Latin America has surprised economic analysts for the better this year. In recent weeks, multilateral organizations such as the International Monetary Fund and the World Bank have improved their growth prospects for the regional Gross Domestic Product (GDP), which is projected to reach 2%, well above what they anticipated at the beginning of the year. But a closer look at the forecasts shows that the impulse comes, mostly, from the two largest economies (Brazil and Mexico). The rest of the region is experiencing difficulties, and one of the biggest is the political situation.
A report from the credit risk rating company Fitch, published last week, identifies “political turbulence” as a factor that increasingly limits public finances in Bolivia, Ecuador, Panama, Peru, Chile and Colombia. A second study, published by the Spanish analysis firm Focus Economics, also identifies political instability as an obstacle to growth for the remainder of the year and into 2024. This transcends the current electoral cycle, which includes presidential elections in Argentina this weekend.

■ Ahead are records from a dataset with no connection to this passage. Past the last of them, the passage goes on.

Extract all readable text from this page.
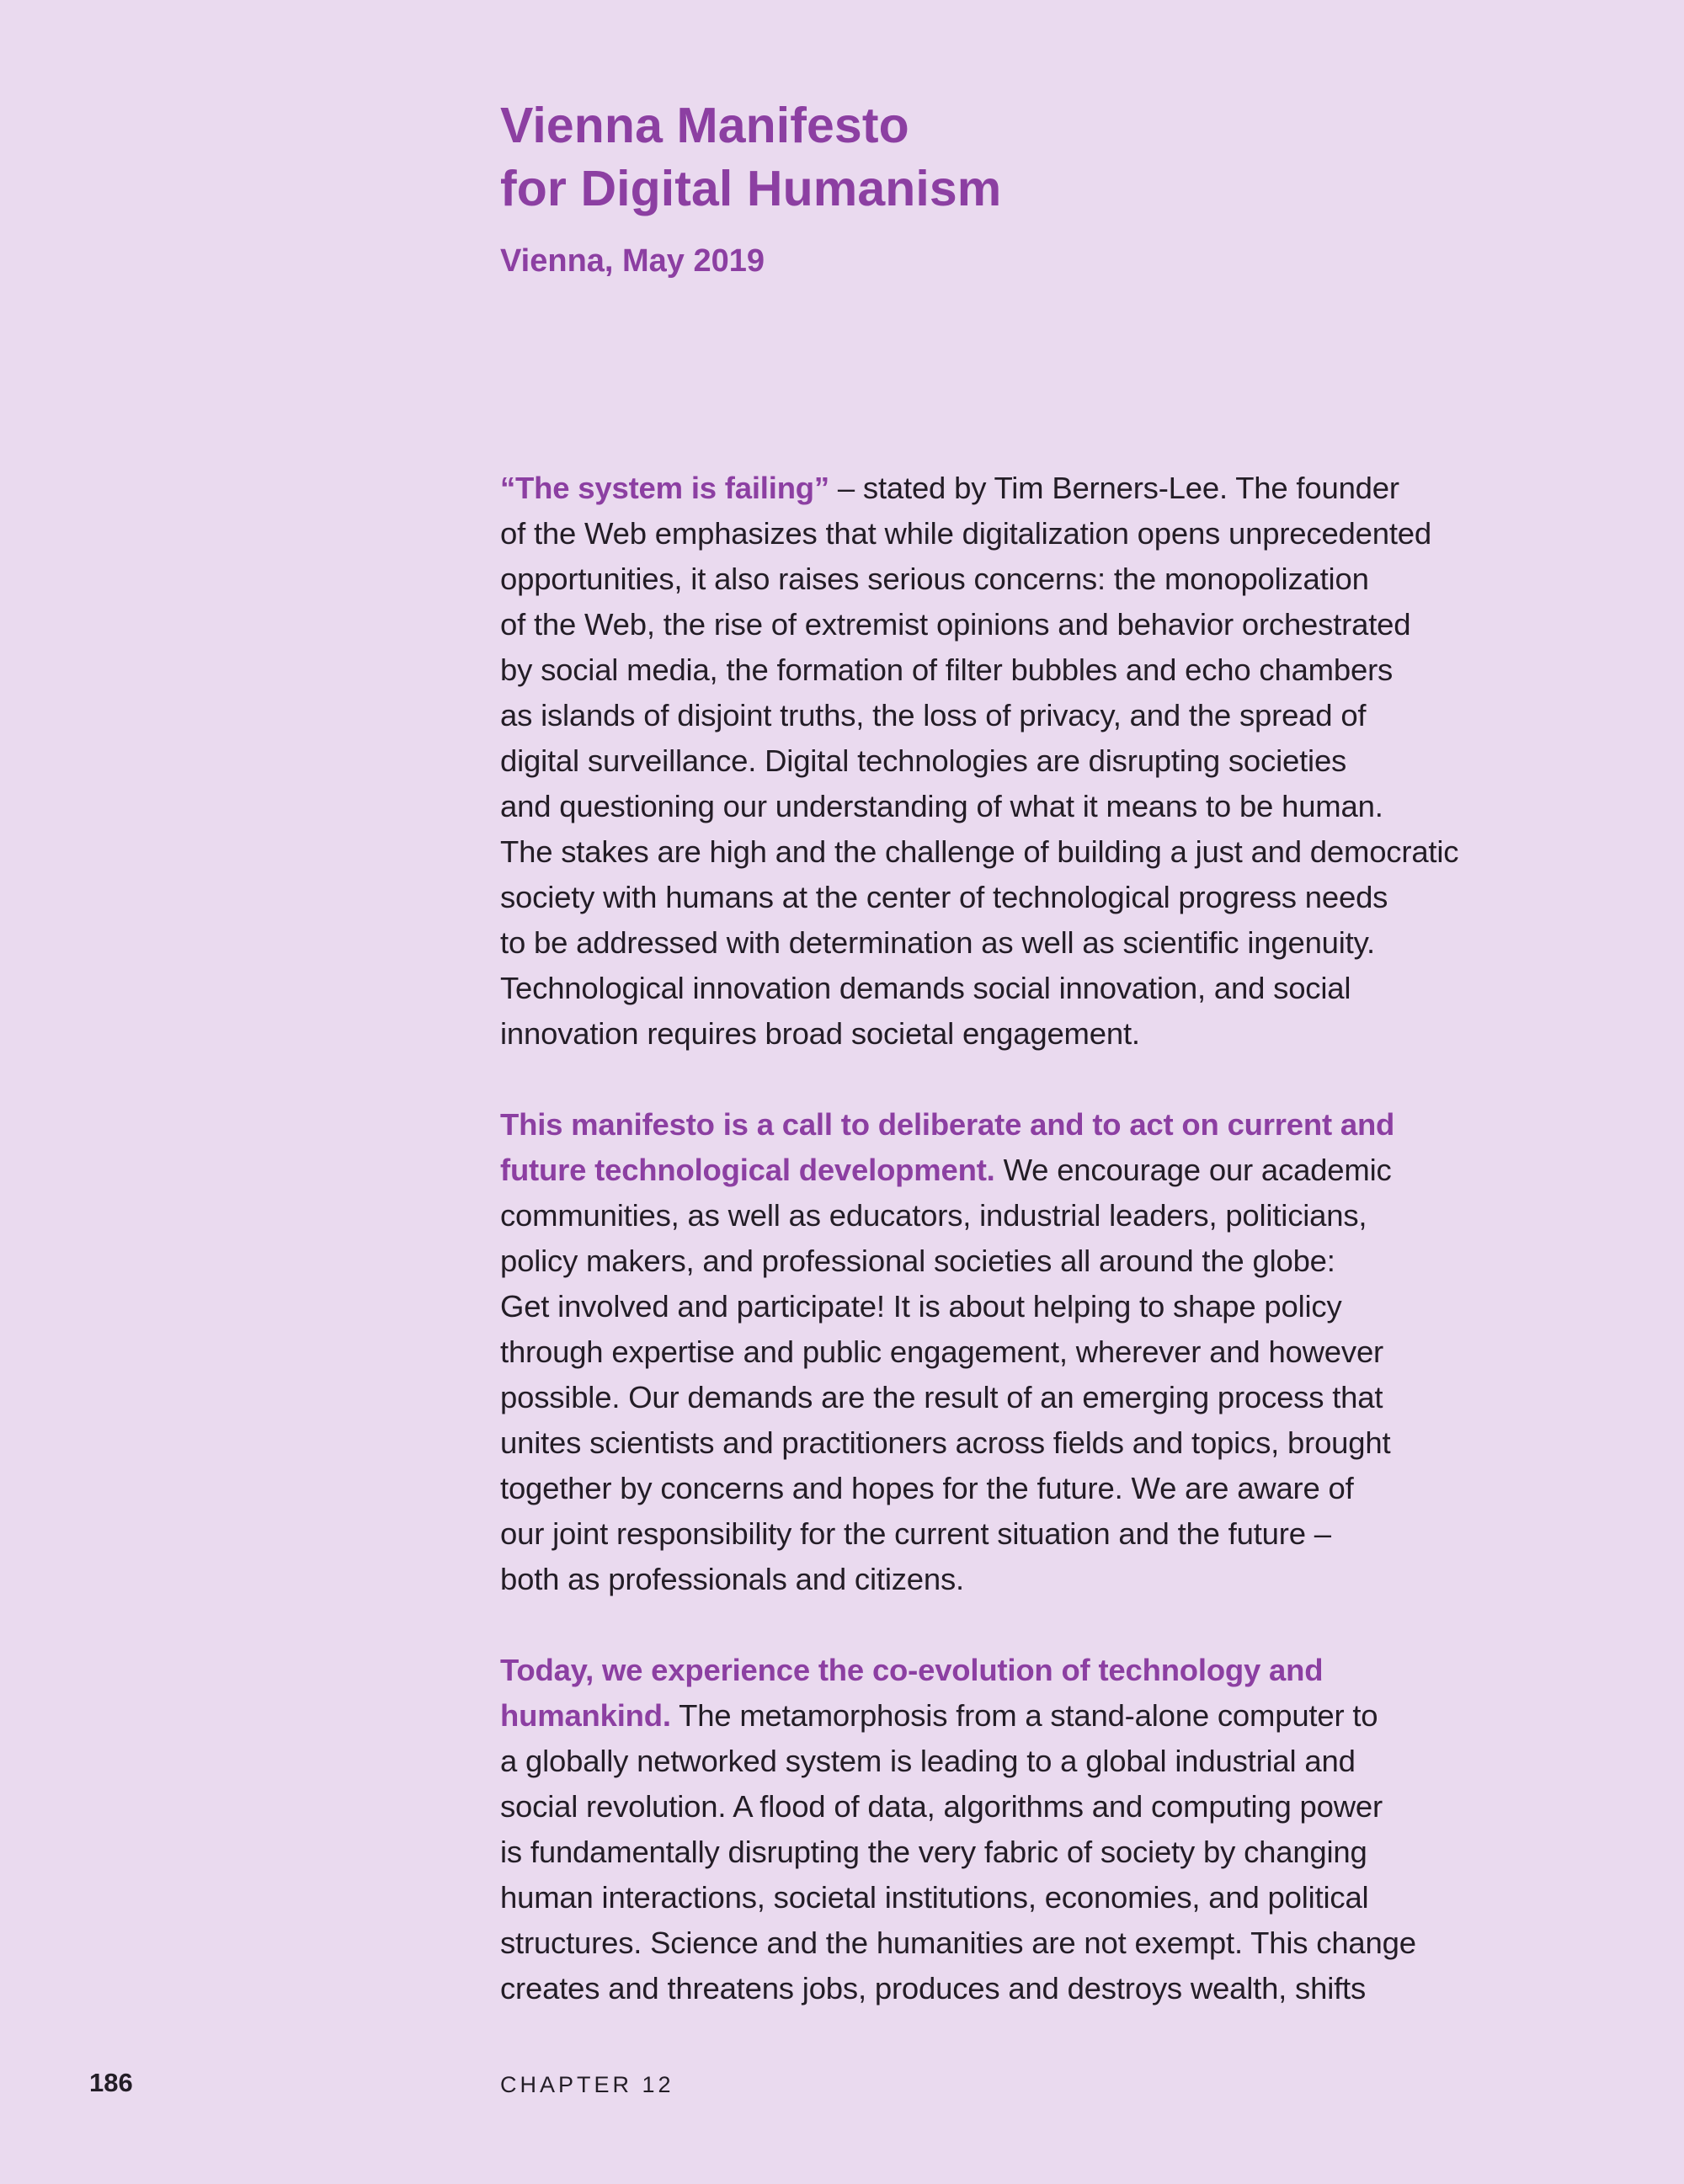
Vienna Manifesto
for Digital Humanism

Vienna, May 2019

“The system is failing” – stated by Tim Berners-Lee. The founder
of the Web emphasizes that while digitalization opens unprecedented
opportunities, it also raises serious concerns: the monopolization
of the Web, the rise of extremist opinions and behavior orchestrated
by social media, the formation of filter bubbles and echo chambers
as islands of disjoint truths, the loss of privacy, and the spread of
digital surveillance. Digital technologies are disrupting societies
and questioning our understanding of what it means to be human.
The stakes are high and the challenge of building a just and democratic
society with humans at the center of technological progress needs
to be addressed with determination as well as scientific ingenuity.
Technological innovation demands social innovation, and social
innovation requires broad societal engagement.

This manifesto is a call to deliberate and to act on current and
future technological development. We encourage our academic
communities, as well as educators, industrial leaders, politicians,
policy makers, and professional societies all around the globe:
Get involved and participate! It is about helping to shape policy
through expertise and public engagement, wherever and however
possible. Our demands are the result of an emerging process that
unites scientists and practitioners across fields and topics, brought
together by concerns and hopes for the future. We are aware of
our joint responsibility for the current situation and the future –
both as professionals and citizens.

Today, we experience the co-evolution of technology and
humankind. The metamorphosis from a stand-alone computer to
a globally networked system is leading to a global industrial and
social revolution. A flood of data, algorithms and computing power
is fundamentally disrupting the very fabric of society by changing
human interactions, societal institutions, economies, and political
structures. Science and the humanities are not exempt. This change
creates and threatens jobs, produces and destroys wealth, shifts

186	CHAPTER 12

“The region’s GDP growth forecasts for 2023 continued to be revised upwards over the past month, mainly thanks to recent better-than-expected data in Brazil and Mexico,” Focus Economics economists wrote in a report on October 10. “Next year, Latin America’s economic expansion will slow down and will be well below the world average, hampered by political instability and the region’s limited presence in high value-added industries,” say these specialists.
In terms of public finances, this has been a good year, Fitch noted in its report. While regional growth was driven by Brazil and Mexico, “growth has been mixed elsewhere, with momentum in Central America fueled by remittances, sluggishness in Andean countries amid policy tightening and political turbulence, and a drought-induced recession in Argentina,” the report says. So far this year, Fitch has improved the credit rating of six of the 19 countries with sovereign debt in international markets. It was the region with the best performance in the world.
However, political challenges and instability continue to weigh on the ratings in most of Latin America, Fitch analysts warned. These issues have played a role in most of the downgrades and negative outlooks, specifically by clouding policy predictability, aggravating fiscal pressures and/or negatively affecting growth, the report noted about Bolivia, Ecuador, Panama and Peru. In Chile and Colombia, the authors note, governance problems have already contributed to rating downgrades in recent years.
The forecast for Argentina, the third largest economy in the region, is pessimistic. The economy will be affected by exchange controls, hyperinflation and rising interest rates, all monetary policy decisions. The drought has limited exports and economic activity. On the other hand, the country has seen income from increased tourism and increased energy production from the Vaca Muerta oil field. But, Focus warns, “the risks are skewed to the downside and include a further decline in the currency, possible debt default and exacerbated political instability.”
In Peru, the consensus is that GDP will grow at a significantly slower rate this year compared to last. Inflation and rising debt costs complicate the country’s financial situation. Furthermore, a global environment weakened by wars in Ukraine and the Middle East will affect the external sector. “Weather phenomena associated with El Niño and rising social unrest amid political uncertainty pose downside risks,” said the Focus report.
For Chile, analysts see that the probability that citizens will reject a new constitution in the December referendum is increasing, complicating governance. While in Bolivia, President Luis Arce was expelled from his political party to choose former president Evo Morales as a candidate in the 2025 presidential elections. In both cases, political uncertainty could deter investment, specialists warned.